息を吸え

息は舌先でくるくる巻き取って余さず飲み込む。人々は吸わずに吐いてばかりいるから死ぬ。吐く息は吸うためのものだったのに、ぬらぬらした器官によって転がされ変形させられ音を吹き込まれた挙句意味まで背負わされ、大変な質量になってしまった。皆暇すぎるんだと思う。暇で愚かだから、命を有限にしてまで、言葉を交換する遊びに熱中している。私は死にたくないから絶対話さないけど、他人の言葉をよく聞いているうちに、どの音が何を示すのかは理解できるようになった。できたところで、皆個々の空想の中で生きていて、その話しか交換しないから、なんの役にも立たないし面白くもない。まあここには私たちが共有できるものなんて何一つないから、仕方ない。

だだっ広い空箱のような世界で、よく歌いよく話しよく死ぬ同族を観察するうちに、また新しい遊びが流行り始めた。口からいろんなものを吐き出す遊びだった。空箱はあっという間におもちゃ箱になった。音と意味だけでは飽き足らず、物体まで吐息に背負わせるようになったので、当然彼らの死ぬスピードは早くなった。愚かが過ぎる。でも観察は格段に楽しくなった。短命者が各々の空想から持ちだしてくる物体は言葉と違って、どれもきれいだったりかわいかったり不思議だったり怖かったり気持ち悪かったりして見飽きなかった。音が鳴るものや、匂いがきついものや、手ざわりのよいものなどもあった。

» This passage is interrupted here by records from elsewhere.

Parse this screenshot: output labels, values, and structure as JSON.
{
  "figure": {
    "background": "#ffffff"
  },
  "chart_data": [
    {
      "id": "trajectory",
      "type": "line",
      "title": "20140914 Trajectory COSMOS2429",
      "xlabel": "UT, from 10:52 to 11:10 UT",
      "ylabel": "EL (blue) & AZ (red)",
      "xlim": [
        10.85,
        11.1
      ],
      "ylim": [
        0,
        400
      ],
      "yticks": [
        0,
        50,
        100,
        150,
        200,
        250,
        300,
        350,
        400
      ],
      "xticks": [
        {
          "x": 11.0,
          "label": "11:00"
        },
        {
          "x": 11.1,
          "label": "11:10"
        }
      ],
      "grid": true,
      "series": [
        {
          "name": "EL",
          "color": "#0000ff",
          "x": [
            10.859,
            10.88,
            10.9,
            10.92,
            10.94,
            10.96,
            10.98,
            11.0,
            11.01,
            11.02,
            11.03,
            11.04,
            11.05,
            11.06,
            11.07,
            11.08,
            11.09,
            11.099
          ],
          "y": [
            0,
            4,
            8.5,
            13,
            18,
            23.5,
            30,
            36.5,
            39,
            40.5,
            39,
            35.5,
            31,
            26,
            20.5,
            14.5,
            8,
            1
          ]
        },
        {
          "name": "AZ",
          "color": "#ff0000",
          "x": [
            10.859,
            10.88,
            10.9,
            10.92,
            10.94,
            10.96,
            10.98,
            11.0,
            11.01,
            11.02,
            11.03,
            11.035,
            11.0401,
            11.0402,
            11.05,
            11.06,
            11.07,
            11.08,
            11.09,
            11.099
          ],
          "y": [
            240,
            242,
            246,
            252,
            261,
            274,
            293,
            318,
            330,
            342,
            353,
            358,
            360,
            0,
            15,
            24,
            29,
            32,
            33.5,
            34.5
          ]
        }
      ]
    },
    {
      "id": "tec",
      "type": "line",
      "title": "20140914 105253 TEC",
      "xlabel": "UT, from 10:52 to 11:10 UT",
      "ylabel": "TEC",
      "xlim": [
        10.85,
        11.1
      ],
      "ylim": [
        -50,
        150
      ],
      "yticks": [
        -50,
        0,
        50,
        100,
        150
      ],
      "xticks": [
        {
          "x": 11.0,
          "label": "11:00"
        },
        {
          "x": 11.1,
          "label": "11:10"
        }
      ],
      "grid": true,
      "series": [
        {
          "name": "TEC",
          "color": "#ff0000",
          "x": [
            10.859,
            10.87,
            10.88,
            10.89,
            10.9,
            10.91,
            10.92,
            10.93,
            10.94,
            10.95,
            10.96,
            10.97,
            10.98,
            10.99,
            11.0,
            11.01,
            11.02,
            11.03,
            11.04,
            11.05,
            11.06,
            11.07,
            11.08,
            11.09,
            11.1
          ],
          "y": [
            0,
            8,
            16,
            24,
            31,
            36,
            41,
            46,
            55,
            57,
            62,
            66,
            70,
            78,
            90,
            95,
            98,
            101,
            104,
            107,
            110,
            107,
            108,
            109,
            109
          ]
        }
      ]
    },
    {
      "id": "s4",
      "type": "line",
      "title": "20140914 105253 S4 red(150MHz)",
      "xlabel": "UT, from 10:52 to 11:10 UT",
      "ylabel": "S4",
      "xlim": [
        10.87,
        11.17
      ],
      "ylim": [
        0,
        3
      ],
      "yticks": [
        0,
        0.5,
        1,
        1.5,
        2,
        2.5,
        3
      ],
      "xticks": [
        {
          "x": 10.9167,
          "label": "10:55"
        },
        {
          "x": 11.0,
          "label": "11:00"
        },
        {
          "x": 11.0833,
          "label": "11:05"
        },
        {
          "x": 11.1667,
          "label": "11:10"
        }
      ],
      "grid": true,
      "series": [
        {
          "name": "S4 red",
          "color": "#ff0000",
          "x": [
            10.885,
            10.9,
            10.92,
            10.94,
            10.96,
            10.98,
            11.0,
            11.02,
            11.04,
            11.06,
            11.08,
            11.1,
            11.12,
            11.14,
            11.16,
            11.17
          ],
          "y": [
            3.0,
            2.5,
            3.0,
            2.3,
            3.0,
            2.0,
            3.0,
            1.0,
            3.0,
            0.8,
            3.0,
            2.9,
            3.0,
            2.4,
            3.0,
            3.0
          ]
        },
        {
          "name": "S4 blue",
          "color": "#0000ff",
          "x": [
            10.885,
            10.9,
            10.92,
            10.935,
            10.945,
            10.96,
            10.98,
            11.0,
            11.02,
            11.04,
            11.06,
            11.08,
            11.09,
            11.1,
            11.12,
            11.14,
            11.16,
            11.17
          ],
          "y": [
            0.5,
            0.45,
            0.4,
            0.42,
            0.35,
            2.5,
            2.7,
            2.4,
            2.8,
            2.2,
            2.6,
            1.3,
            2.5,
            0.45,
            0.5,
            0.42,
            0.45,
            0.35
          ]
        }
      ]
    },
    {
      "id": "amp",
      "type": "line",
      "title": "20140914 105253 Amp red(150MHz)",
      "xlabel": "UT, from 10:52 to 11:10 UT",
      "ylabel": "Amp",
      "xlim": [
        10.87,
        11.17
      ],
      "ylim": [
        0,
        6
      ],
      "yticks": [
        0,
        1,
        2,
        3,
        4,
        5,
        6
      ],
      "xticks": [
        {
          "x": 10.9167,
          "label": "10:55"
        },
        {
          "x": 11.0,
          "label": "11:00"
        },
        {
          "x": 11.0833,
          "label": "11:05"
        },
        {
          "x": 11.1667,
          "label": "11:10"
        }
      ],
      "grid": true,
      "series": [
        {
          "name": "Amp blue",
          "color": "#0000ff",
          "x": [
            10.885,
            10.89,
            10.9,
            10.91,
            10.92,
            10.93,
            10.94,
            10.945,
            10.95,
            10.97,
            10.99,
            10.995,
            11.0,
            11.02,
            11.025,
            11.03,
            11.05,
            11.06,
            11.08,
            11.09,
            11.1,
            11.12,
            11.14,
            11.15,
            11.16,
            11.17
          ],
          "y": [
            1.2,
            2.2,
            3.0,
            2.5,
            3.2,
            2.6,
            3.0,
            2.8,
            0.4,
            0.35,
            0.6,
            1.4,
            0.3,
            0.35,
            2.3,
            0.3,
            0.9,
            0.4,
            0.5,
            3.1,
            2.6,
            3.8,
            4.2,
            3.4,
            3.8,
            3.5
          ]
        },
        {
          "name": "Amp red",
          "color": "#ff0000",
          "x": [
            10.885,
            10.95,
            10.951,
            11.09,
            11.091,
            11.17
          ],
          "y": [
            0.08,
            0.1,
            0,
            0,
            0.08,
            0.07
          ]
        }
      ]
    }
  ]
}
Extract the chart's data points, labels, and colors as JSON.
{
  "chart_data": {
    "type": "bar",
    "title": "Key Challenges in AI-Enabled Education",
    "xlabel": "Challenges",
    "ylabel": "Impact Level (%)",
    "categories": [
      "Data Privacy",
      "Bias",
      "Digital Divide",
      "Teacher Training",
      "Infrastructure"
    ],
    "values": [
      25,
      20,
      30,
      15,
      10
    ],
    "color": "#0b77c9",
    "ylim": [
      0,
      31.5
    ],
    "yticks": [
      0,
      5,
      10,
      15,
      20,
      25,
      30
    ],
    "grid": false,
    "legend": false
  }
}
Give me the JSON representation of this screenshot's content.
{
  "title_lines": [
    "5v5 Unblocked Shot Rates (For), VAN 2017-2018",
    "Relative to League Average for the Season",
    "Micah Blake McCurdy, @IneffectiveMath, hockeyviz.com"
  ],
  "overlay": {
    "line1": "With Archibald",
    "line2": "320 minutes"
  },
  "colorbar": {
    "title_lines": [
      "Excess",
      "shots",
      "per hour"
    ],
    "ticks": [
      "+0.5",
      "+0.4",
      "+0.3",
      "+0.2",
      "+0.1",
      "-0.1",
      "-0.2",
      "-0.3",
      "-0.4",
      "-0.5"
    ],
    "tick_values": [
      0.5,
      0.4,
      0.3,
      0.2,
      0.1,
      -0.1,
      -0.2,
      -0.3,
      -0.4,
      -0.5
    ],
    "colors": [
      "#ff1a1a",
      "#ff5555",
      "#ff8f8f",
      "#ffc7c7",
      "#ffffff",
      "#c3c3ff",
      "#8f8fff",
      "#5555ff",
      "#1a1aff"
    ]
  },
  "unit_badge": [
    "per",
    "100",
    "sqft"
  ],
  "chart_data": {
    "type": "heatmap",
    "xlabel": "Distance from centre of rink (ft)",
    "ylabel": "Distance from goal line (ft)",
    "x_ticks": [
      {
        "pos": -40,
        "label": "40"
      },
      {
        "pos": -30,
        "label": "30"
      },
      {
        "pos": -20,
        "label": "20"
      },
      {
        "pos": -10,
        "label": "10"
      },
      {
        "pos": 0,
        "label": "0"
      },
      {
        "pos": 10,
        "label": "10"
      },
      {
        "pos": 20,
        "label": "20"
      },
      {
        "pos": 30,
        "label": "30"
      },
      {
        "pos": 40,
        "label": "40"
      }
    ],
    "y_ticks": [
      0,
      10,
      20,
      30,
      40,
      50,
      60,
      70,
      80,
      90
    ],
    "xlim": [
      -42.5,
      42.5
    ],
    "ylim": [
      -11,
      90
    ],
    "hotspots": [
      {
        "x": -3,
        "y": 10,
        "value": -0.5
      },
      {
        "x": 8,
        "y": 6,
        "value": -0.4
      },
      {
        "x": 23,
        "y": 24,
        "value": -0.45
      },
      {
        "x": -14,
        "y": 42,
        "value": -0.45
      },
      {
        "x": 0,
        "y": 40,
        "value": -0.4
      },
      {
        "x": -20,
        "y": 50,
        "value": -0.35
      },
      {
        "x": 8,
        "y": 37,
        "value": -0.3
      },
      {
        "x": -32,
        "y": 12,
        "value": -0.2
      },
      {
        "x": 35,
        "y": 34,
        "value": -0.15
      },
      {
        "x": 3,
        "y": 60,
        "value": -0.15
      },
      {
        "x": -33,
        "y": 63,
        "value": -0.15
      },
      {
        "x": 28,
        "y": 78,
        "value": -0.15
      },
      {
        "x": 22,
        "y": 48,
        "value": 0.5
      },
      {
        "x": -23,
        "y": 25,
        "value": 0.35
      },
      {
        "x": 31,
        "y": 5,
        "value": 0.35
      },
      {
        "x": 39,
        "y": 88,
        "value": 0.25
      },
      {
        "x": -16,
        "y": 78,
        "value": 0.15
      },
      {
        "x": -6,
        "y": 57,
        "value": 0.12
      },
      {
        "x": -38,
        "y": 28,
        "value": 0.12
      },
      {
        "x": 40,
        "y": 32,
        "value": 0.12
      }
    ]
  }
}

物体を吐き出すことに夢中になりすぎて誰も話さなくなってきた頃、ある人が動くものを吐き出して即死した。動くものはきれいな音を鳴らしていい匂いがして手ざわりがよくて、今まで見たどの物体よりおぞましい形状をしていた。これまで一つとして同じものを吐き出さなかった人々は、判を押したようにその動くものを吐き出すようになり、ドミノみたいに死んでいった。動くものたちは歌いも話しも何か吐き出したりもせず、息を極力吸うようにしていたので、ずっと私と一緒にいてくれた。